Hasil Periksa Fakta Natalia Kristian (Anggota Komisariat MAFINDO Universitas Indonesia).

Klaim tersebut tidak benar, kejadian tersebut merupakan kejadian langka yang terjadi di Amerika Serikat dan tidak ada gejala seperti pendarahan yang dapat menyebabkan kematian.

= = = = =

KATEGORI: Konten yang Menyesatkan/Misleading Content

= = = = =

SUMBER: Facebook
https://archive.vn/tE5A6

= = = = =

NARASI:

“Uji swab itu kayak gini bosku
Ternyata itu alat uji buat hewan yang idungnya panjang
🙋👍Tebar manfaat baik ya,agar kebaikan balik padamu dan bertemu dengan orang orang baik…”

= = = = =

PENJELASAN:

Beredar postingan dari akun Facebook Sulis Kahfi dengan beberapa tangkapan layar yang berisikan klaim bahwa test swab COVID-19 dapat membuat lapisan otak pecah dan terjadi pendarahan hingga kematian dan pernah terjadi di Kanada. Postingan ini disukai sebanyak 12 kali dan disebarkan kembali sebanyak 1 kali.

Berdasarkan penelusuran terhadap kejadian tersebut mengarah ke sebuah artikel yang berjudul “Alami Kondisi Langka, Tes Swab Covid-19 Membuat Cairan Otak Wanita Ini Bocor” dari kompas.com yang dipublikasi pada 2 Oktober 2020. Seorang wanita di Amerika Serikat yang mengalami kebocoran cairan otak dan mengeluh adanya cairan bening yang keluar dari hidungnya setelah melakukan swab test sehingga menimbulkan resiko infeksi yang mengancam jiwa.
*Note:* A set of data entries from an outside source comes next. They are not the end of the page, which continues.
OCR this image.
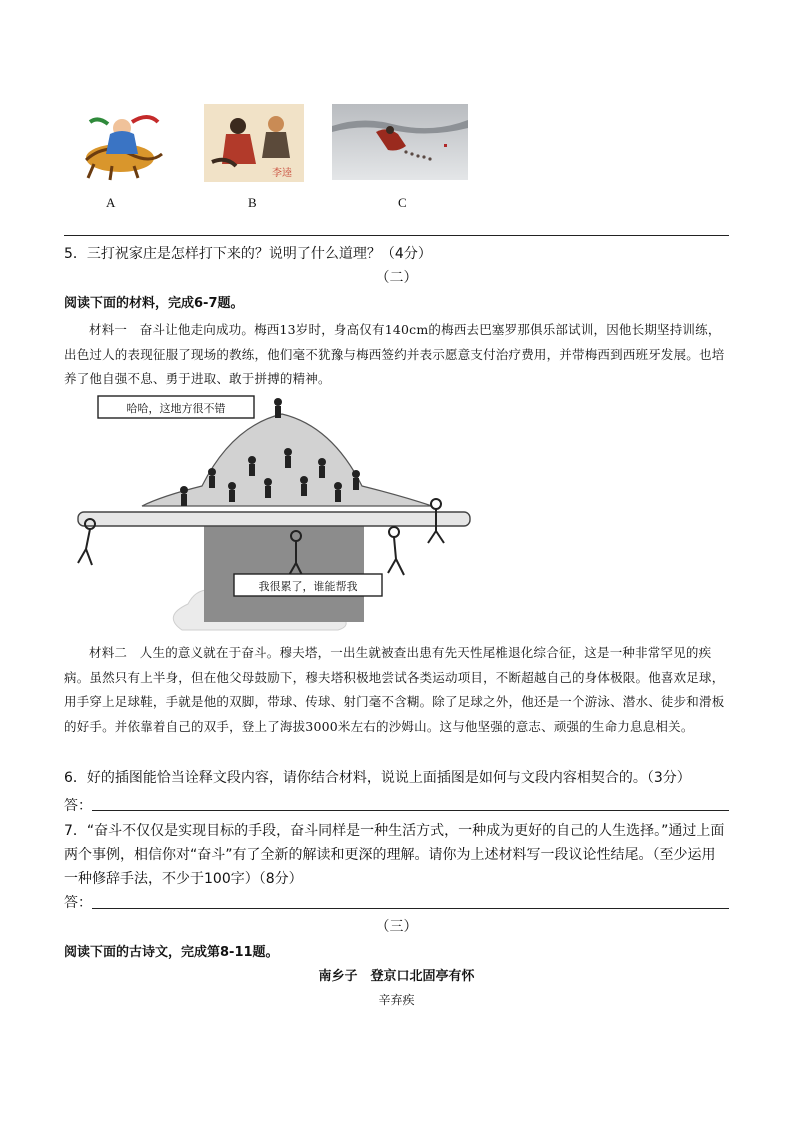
李逵
A	B	C
5．三打祝家庄是怎样打下来的？说明了什么道理？（4分）
（二）
阅读下面的材料，完成6-7题。
材料一　奋斗让他走向成功。梅西13岁时，身高仅有140cm的梅西去巴塞罗那俱乐部试训，因他长期坚持训练，出色过人的表现征服了现场的教练，他们毫不犹豫与梅西签约并表示愿意支付治疗费用，并带梅西到西班牙发展。也培养了他自强不息、勇于进取、敢于拼搏的精神。
哈哈，这地方很不错
我很累了，谁能帮我
材料二　人生的意义就在于奋斗。穆夫塔，一出生就被查出患有先天性尾椎退化综合征，这是一种非常罕见的疾病。虽然只有上半身，但在他父母鼓励下，穆夫塔积极地尝试各类运动项目，不断超越自己的身体极限。他喜欢足球，用手穿上足球鞋，手就是他的双脚，带球、传球、射门毫不含糊。除了足球之外，他还是一个游泳、潜水、徒步和滑板的好手。并依靠着自己的双手，登上了海拔3000米左右的沙姆山。这与他坚强的意志、顽强的生命力息息相关。
6．好的插图能恰当诠释文段内容，请你结合材料，说说上面插图是如何与文段内容相契合的。（3分）
答：
7．“奋斗不仅仅是实现目标的手段，奋斗同样是一种生活方式，一种成为更好的自己的人生选择。”通过上面两个事例，相信你对“奋斗”有了全新的解读和更深的理解。请你为上述材料写一段议论性结尾。（至少运用一种修辞手法，不少于100字）（8分）
答：
（三）
阅读下面的古诗文，完成第8-11题。
南乡子　登京口北固亭有怀
辛弃疾
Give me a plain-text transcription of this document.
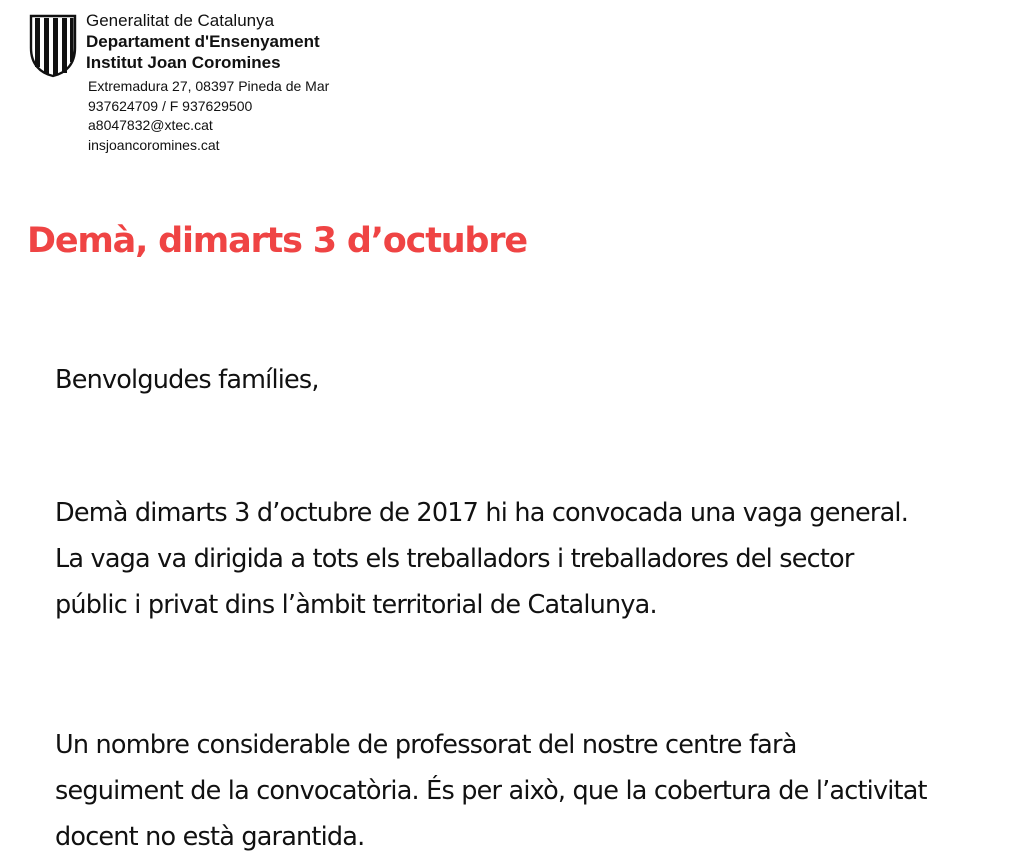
Generalitat de Catalunya
Departament d'Ensenyament
Institut Joan Coromines
Extremadura 27, 08397 Pineda de Mar
937624709 / F 937629500
a8047832@xtec.cat
insjoancoromines.cat
Demà, dimarts 3 d’octubre

Benvolgudes famílies,

Demà dimarts 3 d’octubre de 2017 hi ha convocada una vaga general.

La vaga va dirigida a tots els treballadors i treballadores del sector

públic i privat dins l’àmbit territorial de Catalunya.

Un nombre considerable de professorat del nostre centre farà

seguiment de la convocatòria. És per això, que la cobertura de l’activitat

docent no està garantida.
Wanita itu ternyata pernah dirawat bertahun-tahun karena hipertensi intrakranial yaitu tekanan yang terlalu tinggi dari cairan serebrospinal yang melindungi otak, diketahui riwayat medisnya memiliki kondisi encephalocele yang menyebabkan cacat pada dasar tengkorak yang membuat lapisan otak yang menonjol ke hidung sehingga rentan pecah.

Walsh sebagai University of Iowa Hospital menjelaskan bahwa kejadian ini sangat langka dan perlunya pelatihan pengujian berkualitas tinggi mengingat pentingnya swab test COVID-19 yang akan dilakukan hingga pandemi berakhir. Dapat disimpulkan kejadian ini terjadi di Amerika Serikat bukan Kanada dan tidak adanya pendarahan yang dapat menyebabkan kematian disebabkan oleh swab test.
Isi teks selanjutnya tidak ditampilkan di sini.